Graduates of online degree programs receive the same diploma as their on-campus counterparts. Most employers accept an accredited online degree without issue.
How much money will I make with an online degree?
Although college graduates generally earn higher incomes than high school graduates, an individual's potential salary depends upon their field of study, their location, and their career choice.
Are online degrees easier than traditional programs?
Online courses for adults require the same level of commitment as traditional classroom courses. However, eLearning can be even more difficult, as many individuals juggle work and additional obligations simultaneously.
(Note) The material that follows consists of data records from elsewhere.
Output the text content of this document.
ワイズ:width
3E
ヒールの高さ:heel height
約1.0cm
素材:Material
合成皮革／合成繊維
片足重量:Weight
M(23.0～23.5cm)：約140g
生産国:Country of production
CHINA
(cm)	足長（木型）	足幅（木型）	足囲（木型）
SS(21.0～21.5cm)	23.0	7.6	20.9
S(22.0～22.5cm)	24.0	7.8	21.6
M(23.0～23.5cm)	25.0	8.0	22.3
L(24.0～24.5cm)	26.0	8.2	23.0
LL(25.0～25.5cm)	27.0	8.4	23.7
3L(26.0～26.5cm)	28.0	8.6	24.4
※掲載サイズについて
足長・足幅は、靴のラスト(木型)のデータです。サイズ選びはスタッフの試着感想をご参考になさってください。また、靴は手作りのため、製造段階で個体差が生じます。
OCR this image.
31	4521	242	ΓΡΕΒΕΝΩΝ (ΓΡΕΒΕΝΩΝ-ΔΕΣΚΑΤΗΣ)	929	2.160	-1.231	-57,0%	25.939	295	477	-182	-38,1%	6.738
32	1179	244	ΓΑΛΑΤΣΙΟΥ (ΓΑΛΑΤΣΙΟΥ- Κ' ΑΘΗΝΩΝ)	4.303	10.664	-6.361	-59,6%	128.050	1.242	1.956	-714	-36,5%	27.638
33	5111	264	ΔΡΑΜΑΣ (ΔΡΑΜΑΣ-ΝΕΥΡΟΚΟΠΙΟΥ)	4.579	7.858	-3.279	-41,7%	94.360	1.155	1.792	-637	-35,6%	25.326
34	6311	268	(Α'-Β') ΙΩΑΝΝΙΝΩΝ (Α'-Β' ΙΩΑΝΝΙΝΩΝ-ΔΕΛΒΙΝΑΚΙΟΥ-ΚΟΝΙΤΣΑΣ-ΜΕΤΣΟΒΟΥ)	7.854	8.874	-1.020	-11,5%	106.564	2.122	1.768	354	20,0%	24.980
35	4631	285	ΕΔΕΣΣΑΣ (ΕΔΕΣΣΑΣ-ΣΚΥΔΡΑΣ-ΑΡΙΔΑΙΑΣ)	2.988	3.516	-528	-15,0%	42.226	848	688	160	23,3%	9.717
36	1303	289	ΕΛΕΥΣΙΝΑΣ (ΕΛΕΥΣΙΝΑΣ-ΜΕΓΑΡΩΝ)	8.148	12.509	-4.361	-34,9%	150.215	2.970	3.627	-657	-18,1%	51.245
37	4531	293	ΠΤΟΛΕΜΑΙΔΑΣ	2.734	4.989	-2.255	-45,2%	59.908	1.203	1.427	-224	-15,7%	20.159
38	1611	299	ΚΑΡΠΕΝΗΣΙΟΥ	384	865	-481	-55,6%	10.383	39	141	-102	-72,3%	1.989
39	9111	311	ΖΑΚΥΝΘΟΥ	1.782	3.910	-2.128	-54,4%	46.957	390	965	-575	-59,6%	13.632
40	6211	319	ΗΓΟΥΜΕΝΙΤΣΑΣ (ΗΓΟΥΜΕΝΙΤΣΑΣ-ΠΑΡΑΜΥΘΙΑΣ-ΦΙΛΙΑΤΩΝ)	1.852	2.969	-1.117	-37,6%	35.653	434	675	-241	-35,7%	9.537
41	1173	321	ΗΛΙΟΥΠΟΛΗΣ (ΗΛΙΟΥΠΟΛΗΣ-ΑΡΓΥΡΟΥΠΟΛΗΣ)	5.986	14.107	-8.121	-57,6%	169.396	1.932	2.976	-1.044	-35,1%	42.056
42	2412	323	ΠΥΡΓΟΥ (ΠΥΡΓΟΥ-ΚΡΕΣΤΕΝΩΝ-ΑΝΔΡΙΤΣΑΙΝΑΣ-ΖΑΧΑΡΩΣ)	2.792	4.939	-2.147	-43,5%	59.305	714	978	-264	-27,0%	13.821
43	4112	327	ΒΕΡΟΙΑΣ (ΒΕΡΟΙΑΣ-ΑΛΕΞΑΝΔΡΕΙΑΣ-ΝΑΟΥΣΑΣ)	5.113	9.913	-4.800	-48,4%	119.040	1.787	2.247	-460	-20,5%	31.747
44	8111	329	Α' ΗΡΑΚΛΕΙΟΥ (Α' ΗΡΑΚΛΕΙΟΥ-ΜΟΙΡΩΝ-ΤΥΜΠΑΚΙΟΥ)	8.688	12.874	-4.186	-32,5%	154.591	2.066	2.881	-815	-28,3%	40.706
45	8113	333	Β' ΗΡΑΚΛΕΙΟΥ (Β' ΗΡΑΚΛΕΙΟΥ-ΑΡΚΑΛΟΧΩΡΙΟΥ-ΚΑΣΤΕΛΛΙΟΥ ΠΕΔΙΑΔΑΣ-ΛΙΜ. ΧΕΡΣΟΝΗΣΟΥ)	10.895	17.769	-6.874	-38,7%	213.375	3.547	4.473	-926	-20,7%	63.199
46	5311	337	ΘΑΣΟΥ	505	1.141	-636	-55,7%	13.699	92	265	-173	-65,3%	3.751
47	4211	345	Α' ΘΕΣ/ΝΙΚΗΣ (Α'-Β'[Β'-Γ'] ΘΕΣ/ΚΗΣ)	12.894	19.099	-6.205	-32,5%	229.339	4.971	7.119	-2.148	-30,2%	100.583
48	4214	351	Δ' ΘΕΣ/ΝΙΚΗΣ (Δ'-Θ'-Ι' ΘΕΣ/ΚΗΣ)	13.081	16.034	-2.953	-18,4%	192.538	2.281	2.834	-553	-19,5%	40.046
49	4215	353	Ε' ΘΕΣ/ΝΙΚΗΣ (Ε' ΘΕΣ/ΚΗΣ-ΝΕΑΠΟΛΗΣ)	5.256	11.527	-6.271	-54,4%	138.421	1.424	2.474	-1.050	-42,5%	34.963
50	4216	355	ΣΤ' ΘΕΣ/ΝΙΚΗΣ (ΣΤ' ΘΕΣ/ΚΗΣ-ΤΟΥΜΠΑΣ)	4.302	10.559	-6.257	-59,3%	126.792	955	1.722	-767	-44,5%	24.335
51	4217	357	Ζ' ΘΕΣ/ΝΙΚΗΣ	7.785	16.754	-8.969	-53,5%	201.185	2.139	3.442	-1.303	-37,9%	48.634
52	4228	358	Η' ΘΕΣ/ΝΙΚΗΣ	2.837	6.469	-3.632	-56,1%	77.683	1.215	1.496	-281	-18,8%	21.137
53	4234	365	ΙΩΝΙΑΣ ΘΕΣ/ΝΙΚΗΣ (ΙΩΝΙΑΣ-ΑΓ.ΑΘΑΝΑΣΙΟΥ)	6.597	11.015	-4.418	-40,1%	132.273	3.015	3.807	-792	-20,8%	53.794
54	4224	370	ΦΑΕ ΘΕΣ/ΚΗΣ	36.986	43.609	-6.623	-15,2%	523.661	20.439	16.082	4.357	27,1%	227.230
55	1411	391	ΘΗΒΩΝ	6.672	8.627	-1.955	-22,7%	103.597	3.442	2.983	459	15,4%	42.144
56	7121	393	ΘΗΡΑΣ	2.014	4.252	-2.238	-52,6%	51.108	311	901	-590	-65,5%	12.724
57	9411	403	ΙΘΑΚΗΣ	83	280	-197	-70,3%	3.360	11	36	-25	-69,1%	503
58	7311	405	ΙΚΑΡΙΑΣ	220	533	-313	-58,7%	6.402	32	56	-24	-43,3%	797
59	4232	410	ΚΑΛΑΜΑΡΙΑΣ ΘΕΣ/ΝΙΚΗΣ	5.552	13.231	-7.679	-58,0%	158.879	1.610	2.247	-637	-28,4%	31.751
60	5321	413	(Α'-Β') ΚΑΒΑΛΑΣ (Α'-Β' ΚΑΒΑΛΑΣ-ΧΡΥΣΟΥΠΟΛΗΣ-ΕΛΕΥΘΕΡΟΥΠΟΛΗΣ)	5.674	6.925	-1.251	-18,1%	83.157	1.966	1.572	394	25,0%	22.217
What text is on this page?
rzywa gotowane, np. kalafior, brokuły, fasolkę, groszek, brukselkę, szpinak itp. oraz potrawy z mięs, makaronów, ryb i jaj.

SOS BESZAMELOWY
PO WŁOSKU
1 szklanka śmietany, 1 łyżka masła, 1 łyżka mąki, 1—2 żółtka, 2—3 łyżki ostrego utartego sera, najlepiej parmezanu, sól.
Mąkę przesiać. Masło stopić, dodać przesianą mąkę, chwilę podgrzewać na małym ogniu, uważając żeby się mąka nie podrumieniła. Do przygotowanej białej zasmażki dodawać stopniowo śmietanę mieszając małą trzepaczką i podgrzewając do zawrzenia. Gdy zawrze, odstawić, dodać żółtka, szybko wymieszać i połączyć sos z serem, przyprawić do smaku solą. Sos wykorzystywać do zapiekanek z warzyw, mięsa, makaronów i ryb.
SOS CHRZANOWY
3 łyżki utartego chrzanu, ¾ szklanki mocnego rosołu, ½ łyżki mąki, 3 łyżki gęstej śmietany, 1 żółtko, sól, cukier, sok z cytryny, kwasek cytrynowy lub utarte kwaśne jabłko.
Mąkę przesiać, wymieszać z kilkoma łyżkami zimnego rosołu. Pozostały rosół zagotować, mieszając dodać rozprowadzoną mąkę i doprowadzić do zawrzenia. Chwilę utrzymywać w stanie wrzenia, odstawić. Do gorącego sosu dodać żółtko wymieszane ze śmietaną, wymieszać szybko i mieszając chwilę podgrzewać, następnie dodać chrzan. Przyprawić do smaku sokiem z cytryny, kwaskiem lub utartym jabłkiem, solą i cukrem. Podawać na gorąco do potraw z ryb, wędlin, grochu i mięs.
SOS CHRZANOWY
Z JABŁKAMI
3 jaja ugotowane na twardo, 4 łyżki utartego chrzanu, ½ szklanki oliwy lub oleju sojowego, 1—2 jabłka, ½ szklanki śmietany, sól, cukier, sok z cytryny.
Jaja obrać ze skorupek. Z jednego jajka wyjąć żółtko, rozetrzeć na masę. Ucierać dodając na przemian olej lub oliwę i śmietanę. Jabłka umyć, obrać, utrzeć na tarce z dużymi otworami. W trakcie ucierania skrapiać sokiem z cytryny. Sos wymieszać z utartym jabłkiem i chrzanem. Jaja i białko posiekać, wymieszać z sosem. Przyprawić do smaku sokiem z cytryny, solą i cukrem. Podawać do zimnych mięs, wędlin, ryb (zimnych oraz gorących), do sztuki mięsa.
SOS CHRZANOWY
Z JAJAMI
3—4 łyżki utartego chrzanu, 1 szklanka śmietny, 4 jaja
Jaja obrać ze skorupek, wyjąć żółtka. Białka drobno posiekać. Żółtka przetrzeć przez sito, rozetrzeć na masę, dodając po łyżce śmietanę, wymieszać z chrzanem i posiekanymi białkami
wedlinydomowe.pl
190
Are online degrees cheaper?
Tuition for online degrees typically costs about the same as a traditional program. Students can significantly save money on college costs; however, by avoiding campus fees, room and board, and meal plans.
Are online degrees quicker than traditional programs?
Accelerated programs allow students to complete their degrees quicker than traditional programs. Students pursuing a bachelor's degree while working full-time may prefer to enroll on a part-time basis, which increases degree completion time.